Les amis de Trump vous prennent occasionnellement par la main, et vous emmènent dans le monde merveilleux de la complosphère. Si le hashtag #stopislam a disparu du top 5 des Trending Topics, ce n'est pas la faute à l'ex-chanteur de One Direction ou aux amateurs brésiliens de Masterchief.  Et encore moins au fait que les militants de la droite américaine, après avoir fait chacun leurs besoins sur Twitter, se sont décapsulés une bière et sont passés à autre chose. Non, pauvre naïf, c'est parce que Twitter CENSURE. 



Vous noterez qu'en bas de ce tweet, un commentateur raconte la suite de l'histoire - celle que l'on peut suivre en lisant les tweets que j'ai récolté. Allumé par les islamophobes de tout poil, le hashtag #stopislam a été alimenté par les défenseurs de la religion du Coran, qui se sont précipités pour y faire contrefeu. 

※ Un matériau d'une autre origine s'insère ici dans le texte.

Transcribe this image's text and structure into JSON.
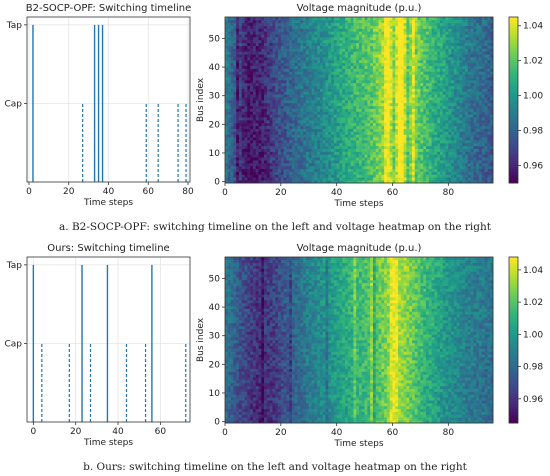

Plusieurs indices attestent de leur présence sur les tweets que j'ai récolté entre 24 et 36 heures après les attentats. D'abord, deux termes réccurents : "trending" (1265) et "tweeting" (687). Au moins 1952 tweets sur 10.798, soit 19% des tweets récoltés, ont pour sujet principal... le succès de ce hashtag.  
 


On est là encore dans une configuration très classique du fonctionnement de Twitter, telle qu'on l'avait repéré avec Joël Gombin l'an dernier en travaillant sur les attentats de Charlie. Sur Facebook, les gens se retrouvent dans des groupes de discussion fermés, très connotés, pour une unanimité de l'entre-soi. Sur Twitter, beaucoup de gens développent des avis opposés en le postant sur un topic susceptible d'être visité par leurs adversaires. Un exemple ? #Islamnoncoupable, chéri des islamophobes qui y multiplient dès qu'ils peuvent les publications ironique.

 Ainsi donc sur Twitter, tweeter c'est voter. Et tweeter #STOPISLAM, c'est contribuer au succès d'un salon de conversation aux murs très brun foncé. Dans quelle mesure ceux qui tweetent sous ce hashtag contribuent-ils à rendre son intitulé légitime ? Autrement dit, quel que soit le contenu de leur tweet,  ne votent-ils pas à leur insu pour confirmer que oui, "stop islam" est une formulation adéquate pour discuter de la place qu'une religion doit prendre ? Imaginez un peu qu'un débat sur le sort à réserver aux populations tziganes d'Europe de l'Est installées dans des bidonvilles au confins de nos banlieues trouve à se produire sous le hashtag #reconduisezLesRoms ? Heu...

En fait, c'est arrivé. Et pas sur Twitter. C'est arrivé dans la presse française. Le 31 juillet 2010. Au lendemain du fameux "discours de Grenoble" de Nicolas Sarkozy, dans lequel le chef de l'Etat s'était engagé à faire démanteler la moitié des campements illégaux de Roms dans les trois mois. Plusieurs titres de presse s'étaient indignés de ce discours, sollicitant jour après jour les réactions d'opposants, d'hommes d’Église, de citoyens consternés; Nicolas Sarkozy avait réussi son coup. Rattrapé par des ennuis judiciaires, confronté à une situation économique difficile consécutive à la crise de 2008, le Président avait repris la main sur l'agenda. Désormais, on parlait de ce dont il avait décidé, dans le cadre qu'il avait choisi.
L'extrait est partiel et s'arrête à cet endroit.